Stela 46 is not much to look at. The limestone is badly weathered, the surface crumbling in the soft, friable way typical of the Campeche region. When researchers first photographed it under raking light decades ago, large sections were illegible. A scholar in 1991 noticed the traces of an 8 bak’tun glyph and flagged the monument as potentially significant, but without a legible date, there wasn’t much to say. The stela sat in storage at the INAH center in Campeche City.
What changed was the technology. In 2025, a team led by Kenichiro Tsukamoto of the University of California, Riverside, ran a high-resolution 3D scanner — an Artec Spider II, accurate to a tenth of a millimeter — glyph by glyph across the face of Stela 46.1 The device has its own lighting system, eliminating the shadows and flares that had made traditional raking-light photography so unreliable on badly eroded surfaces. Software then allowed the team to illuminate the resulting digital models from dozens of angles simultaneously, revealing the faint contours of carved numerals that centuries of weathering had nearly erased.

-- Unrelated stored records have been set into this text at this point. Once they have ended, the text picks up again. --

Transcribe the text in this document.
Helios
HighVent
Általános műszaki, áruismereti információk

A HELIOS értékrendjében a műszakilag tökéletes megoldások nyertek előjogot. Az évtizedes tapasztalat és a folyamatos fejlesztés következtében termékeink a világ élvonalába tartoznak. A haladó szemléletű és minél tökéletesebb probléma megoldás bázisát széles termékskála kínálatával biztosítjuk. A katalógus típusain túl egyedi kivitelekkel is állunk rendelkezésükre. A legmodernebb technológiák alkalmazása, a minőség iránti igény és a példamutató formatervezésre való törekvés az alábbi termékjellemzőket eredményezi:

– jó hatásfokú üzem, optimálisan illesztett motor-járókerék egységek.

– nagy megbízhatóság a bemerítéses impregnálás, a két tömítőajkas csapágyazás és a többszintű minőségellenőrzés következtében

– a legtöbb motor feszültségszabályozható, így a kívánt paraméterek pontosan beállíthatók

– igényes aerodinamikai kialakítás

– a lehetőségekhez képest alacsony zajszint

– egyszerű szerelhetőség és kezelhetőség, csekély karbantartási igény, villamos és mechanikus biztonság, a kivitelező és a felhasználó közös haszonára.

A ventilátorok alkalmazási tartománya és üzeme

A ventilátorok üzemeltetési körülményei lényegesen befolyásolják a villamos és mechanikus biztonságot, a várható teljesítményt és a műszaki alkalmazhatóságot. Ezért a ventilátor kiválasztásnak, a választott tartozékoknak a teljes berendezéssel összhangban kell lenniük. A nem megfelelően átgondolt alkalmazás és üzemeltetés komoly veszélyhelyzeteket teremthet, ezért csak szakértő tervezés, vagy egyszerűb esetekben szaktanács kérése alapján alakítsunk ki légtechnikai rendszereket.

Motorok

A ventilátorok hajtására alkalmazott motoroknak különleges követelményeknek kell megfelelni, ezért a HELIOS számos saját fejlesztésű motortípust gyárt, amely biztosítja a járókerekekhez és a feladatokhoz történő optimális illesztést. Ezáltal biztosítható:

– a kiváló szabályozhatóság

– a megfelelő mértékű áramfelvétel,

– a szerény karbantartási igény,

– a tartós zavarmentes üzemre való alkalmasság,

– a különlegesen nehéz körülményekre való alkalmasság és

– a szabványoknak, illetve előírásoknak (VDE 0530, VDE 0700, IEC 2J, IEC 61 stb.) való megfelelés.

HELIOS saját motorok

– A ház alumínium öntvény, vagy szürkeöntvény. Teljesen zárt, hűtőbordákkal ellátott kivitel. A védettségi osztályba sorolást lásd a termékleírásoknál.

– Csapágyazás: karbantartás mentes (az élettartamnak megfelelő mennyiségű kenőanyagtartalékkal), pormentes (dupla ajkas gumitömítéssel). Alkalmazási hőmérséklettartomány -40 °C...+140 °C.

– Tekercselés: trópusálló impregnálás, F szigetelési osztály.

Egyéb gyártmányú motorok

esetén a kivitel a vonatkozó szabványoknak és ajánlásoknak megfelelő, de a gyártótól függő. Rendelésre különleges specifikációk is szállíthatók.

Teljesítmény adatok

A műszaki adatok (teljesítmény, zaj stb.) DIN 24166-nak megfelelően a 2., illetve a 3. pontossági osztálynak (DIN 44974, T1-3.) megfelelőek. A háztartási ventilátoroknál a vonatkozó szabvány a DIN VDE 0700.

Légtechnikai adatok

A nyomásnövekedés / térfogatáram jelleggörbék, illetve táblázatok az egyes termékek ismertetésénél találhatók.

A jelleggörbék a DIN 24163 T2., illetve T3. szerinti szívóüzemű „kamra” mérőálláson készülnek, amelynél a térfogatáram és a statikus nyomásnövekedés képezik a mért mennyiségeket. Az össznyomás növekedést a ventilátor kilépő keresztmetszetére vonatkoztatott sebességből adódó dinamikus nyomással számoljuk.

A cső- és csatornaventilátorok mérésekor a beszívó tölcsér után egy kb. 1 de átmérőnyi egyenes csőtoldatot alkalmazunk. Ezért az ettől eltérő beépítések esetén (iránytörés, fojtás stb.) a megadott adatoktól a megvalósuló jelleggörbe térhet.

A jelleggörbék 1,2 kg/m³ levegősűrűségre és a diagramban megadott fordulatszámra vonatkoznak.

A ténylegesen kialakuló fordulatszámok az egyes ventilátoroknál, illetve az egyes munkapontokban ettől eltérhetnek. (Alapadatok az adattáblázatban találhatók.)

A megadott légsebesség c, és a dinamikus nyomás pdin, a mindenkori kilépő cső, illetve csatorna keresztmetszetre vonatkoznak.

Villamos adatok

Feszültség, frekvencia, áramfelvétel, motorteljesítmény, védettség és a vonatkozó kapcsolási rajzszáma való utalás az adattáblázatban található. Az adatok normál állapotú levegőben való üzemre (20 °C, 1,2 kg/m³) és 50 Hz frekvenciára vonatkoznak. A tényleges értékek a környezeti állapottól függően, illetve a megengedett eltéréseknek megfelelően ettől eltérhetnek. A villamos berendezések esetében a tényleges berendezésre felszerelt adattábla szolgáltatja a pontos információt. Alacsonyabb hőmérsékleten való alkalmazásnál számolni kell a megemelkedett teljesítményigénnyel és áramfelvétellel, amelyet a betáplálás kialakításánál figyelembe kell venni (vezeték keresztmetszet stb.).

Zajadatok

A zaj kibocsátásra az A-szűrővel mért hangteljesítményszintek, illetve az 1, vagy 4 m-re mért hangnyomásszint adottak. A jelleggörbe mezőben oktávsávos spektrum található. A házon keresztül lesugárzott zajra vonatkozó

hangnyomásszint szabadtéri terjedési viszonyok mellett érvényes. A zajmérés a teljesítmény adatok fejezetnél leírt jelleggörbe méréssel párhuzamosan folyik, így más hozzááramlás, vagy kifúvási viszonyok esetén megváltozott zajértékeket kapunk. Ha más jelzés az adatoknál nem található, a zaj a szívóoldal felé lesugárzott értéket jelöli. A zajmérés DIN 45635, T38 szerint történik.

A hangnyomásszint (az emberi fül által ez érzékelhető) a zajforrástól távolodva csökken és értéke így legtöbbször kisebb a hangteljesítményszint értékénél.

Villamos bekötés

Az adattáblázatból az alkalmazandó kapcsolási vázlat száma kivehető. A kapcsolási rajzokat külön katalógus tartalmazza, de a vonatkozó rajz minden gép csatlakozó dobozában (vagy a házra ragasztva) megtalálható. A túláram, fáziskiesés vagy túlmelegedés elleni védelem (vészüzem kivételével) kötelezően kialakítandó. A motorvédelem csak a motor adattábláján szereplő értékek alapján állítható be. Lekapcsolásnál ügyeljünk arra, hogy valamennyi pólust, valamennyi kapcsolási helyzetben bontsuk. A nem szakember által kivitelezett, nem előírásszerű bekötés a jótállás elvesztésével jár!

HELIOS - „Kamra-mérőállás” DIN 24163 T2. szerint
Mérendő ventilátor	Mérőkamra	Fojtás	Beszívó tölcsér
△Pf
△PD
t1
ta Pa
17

What emerged was a Long Count date: 8.7.1.0.0, corresponding to August 31, A.D. 180 in the Gregorian calendar.
That date is currently the earliest known Long Count in the Maya lowlands. It pushes the record back by more than 112 years from the previous holder, Stela 29 at Tikal, which dates to A.D. 292. But the bare chronological priority is almost the least interesting thing about it.